In 278 BC, Sicily called on King Pyrrhos I (a Greek king) for help against the Carthaginians. Pyrrhos was at that time at war against the young Roman Republic, he wanted to conquer Lower Italy. He arrived in Italy not only with many soldiers, but also with 26 elephants trained for war. With these elephants he also fought in Sicily, was able to defeat the Carthaginians and conquered a large part of Sicily. He then made himself king of Sicily.
These elephants must have been a truly unusual and frightening sight for the people of Sicily at the time. Since they helped in the liberation of Carthage, they became the guardian animal of Catania.
But there is also a completely different explanation for the unusual heraldic animal: the elephant was dedicated to the Greek god Dionysus (Roman: Bacchus), the god of wine, fertility and joy, but also the god of madness or ecstasy. Dionysus is said to have travelled on elephants as far as India; his chariot was pulled by elephants, among others. The cult of Bacchus also came to Sicily through Greek settlement. Since it enjoyed great popularity, the elephant may have become the heraldic animal of Catania.
The following explanation comes from the realm of legends:
The Wizard Who Flew on the Elephant
The inhabitants of Catania call their elephant u Liotru in the Sicilian dialect. This name is said to go back to the name of a magician who called himself Eliodoro. In the course of time, this is said to have become u Liotru.

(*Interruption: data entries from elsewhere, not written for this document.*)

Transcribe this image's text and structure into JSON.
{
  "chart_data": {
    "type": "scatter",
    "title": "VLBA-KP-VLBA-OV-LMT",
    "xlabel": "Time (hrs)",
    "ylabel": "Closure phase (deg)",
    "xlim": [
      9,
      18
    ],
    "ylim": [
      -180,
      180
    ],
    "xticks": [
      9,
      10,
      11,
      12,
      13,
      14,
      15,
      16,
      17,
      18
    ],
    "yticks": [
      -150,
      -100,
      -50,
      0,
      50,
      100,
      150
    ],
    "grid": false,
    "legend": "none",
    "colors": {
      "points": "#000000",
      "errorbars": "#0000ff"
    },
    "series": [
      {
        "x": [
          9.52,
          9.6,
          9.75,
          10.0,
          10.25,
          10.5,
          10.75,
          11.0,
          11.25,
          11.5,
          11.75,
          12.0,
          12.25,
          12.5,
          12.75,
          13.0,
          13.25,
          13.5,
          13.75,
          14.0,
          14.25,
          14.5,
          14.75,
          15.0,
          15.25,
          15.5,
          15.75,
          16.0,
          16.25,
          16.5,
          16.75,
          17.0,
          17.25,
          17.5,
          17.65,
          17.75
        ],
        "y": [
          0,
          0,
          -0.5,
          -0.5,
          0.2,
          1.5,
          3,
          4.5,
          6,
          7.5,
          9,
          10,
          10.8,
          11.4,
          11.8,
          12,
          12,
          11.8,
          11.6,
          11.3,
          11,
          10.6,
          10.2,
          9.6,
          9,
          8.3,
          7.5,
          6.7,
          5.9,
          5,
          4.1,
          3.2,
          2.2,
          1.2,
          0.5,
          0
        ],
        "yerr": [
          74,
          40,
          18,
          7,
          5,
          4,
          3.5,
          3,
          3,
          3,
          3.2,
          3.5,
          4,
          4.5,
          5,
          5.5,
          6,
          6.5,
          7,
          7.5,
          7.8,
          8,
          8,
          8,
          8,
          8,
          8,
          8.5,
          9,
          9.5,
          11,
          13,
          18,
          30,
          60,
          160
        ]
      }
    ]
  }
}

Eliodoro lived in Catania in the 8th century AD. At that time, the city was under Byzantine rule, i.e. part of the Eastern Roman Empire. He came from a noble family and dedicated his life to the Catholic church. When he tried – in vain – to become bishop of Catania, he was so enraged by this that from then on he devoted himself to magic. At least that was the accusation of his contemporaries.
Here we leave the historical events and come to the legend.
One night, Eliodoro summoned the devil and made a pact with him. Eliodoro denied his faith in Christ and received supernatural abilities in return.
With his magical powers, he created an elephant from the lava of Etna and breathed life into it. He flew around the city on it, joking with the people of Catania. He also travelled back and forth on the elephant between Byzantium (Constantinople) and Catania.
Once Eliodoro is said to have shopped at the market and paid for everything with gold and diamonds. But as soon as he left, the precious items turned into stones. Another time he persuaded the bishop’s nephew to bet on a horse race. He won. But at the award ceremony, the winning horse confessed that it was really the devil himself and only wanted to make fun of the nephew.
For this, Eliodoro was thrown into prison. But he was able to escape because he bribed the guards with gold, which – correctly guessed – turned back to stone shortly afterwards. He was then sentenced to death by Constantine, the ruler of Byzantium. As his last wish shortly before his execution, he asked for a bowl of water. He dipped his head into it and disappeared. One could still hear the words: “Whoever wants me, let him look for me in Catania!”
And yet another time he was led before the executioner because he had set fire to the backside of a minister’s wife. But this time too he escaped because he suddenly became tiny, crawled into the executioner’s sleeve and came out of the other sleeve. “I escaped the first time; this is the second time. If you want me, look for me in Catania!” he shouted and disappeared again.
Only Bishop Leone II of Catania is said to have managed to free the city from the sorcerer’s evil pranks by reading a mass of atonement. Eliodoro was reduced to ashes.
Here, historical reality catches up with us again: Eliodoro, an adversary of Bishop Leone throughout his life, was condemned to death by the latter for his black magic practices and burned alive in 778.
But the elephant of Eliodoro remained and is still closely associated with Catania. It is not only found in the coat of arms of the city of Catania, but also in the coat of arms of the University of Catania and is the mascot of many sports teams.